Simple (like, really simple) Linux program that takes audio input from ALSA and sets an LED strip color in sync with the music.

Overview

The idea is pretty common: take audio input stream (using ALSA), put it through FFT (using FFTW), take the "loudest" frequency (trivial), assign a color to it (using Chromatic scale, with all 12 notes), send that color to a WiFi-controlled LED strip or a few (I'm using controllers flashed with ESPurna).

Now, do all that, and also visualize the audio spectrum, 60 times per second, on a Raspberry Pi Zero W.

What it looks like

OK, maybe it's not that impressive, but it sure is fun, and makes a good Christmas tree decoration that blinks in sync with your festive tunes, or a good party lighting if you happen to have some LED strips in your room, like I do.

My Setup

The main use case for me is: there's a device that plays music (it could be a home theater receiver, or just the speakers plugged into my desktop PC), and by plugging a Raspberry Pi-based device into it (using a splitter cable or the "Zone B" feature) I can process that music and control the WiFi LED strip. The LED WiFi controller here is irrelevant: I have H801 and MagicHome ones, both flashed with ESPurna firmware, and both working equally well.

LED WiFi controllers

The device I use to achieve my goal is more interesting: it's a Raspberry Pi Zero W bundled with an AudioInjector Zero sound card and a Waveshare 5-inch HDMI display connected to it. Fairly cheap setup that allows me to use music lights with any audio source. This program, though, should work just as well on any other Linux-based computer, ideally the one playing that music in the first place to avoid DAC-to-ADC double conversion.

Visualizer from the front

Visualizer from the back

Dependencies

Install the necessary libraries and tools by running:

sudo apt-get install libx11-dev libasound-dev libfftw3-dev libcurl4-openssl-dev gcc build-essential

Running

After running "make" command, the application is started with a command like:

DISPLAY=:0 ./musicled <hostname> <API key>

Adding "DISPLAY=:0" is optional, it is only needed when you run it from an SSH shell, like I do.

For example:

DISPLAY=:0 ./musicled ESPURNA-DDC430 B9110C0303D3A5B7 ESPURNA-4BD512 527877A979AFE2A2

If there is no display to be found (or "DISPLAY=:0" is omitted when running from SSH shell), it starts in a headless mode, using less CPU.

When the application is running, either press Ctrl C in the console, or press 'q' on the keyboard that's connected to the device.

Not Implemented

Things that could be added or improved (feel free to contribute!):

  • Command line usage hint;
  • PulseAudio support (should be easy to make a drop-in replacement class);
  • Config file support (at least to choose the input device);
  • Multi-color / addressable LED strip support;
  • Support for MQTT, UDP, other controllers or firmwares;
  • Wider range of input formats (e.g. floating point samples);
  • etc.

Analysis Quality vs. Performance

The constants used for audio analysis itself are somewhat opinionated: I listened to a lot of tracks and watched the lights blink, then only left the range of octaves 3 to 8. Since the FFT works in a way that the number of samples grows exponentially with every added octave, fitting too many octaves makes little sense. The lower ones were discarded because in most cases they only represent bass beats, not the actual melody, and require a wider sample window to analyze, which in turn leads to a bigger delay for visualization. I also made sure that the lowest octave will still get at least 6 notes reasonably represented.
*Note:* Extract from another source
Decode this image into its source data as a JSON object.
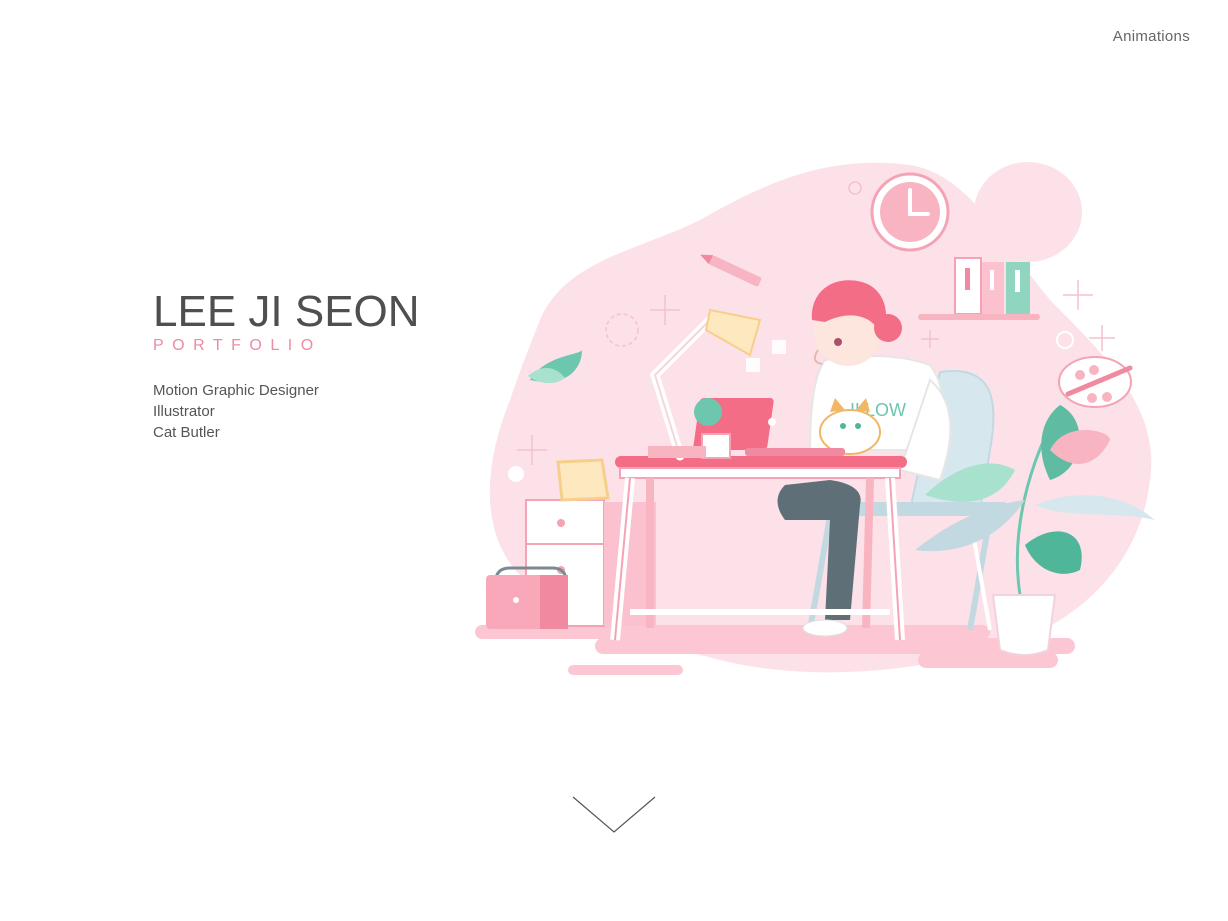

So, the analysis settings were picked as 2048 samples per frame, discarding frequencies outside the [3-8] octave range, which translates into only using samples [6-388] of the 1023 FFT output frequencies (it takes around 389 samples more to represent octave 9, and octave 10 is incomplete anyway). These constants were picked for the quality of the resulting visualization and nothing else.

That said, it does help a to maintain the target performance: the delay between a note sound and the color change should be within 80 ms to be perceived as immediate. So, with the audio input buffer of 256 samples, the FFT input buffer of 2048 samples, 44100 audio sampling rate, and 60fps "frame" rate, plus some network roundtrip, the delay is likely to stay under ((2048 256) / 44100 1 / 60) = 69ms (plus network). The analysis and visualization code should be optimized enough to keep that speed up on a Pi Zero without taking up all of the CPU (it takes around 70% of it though).

General Notes

The main audio capture and processing core are loosely based on the CAVA project.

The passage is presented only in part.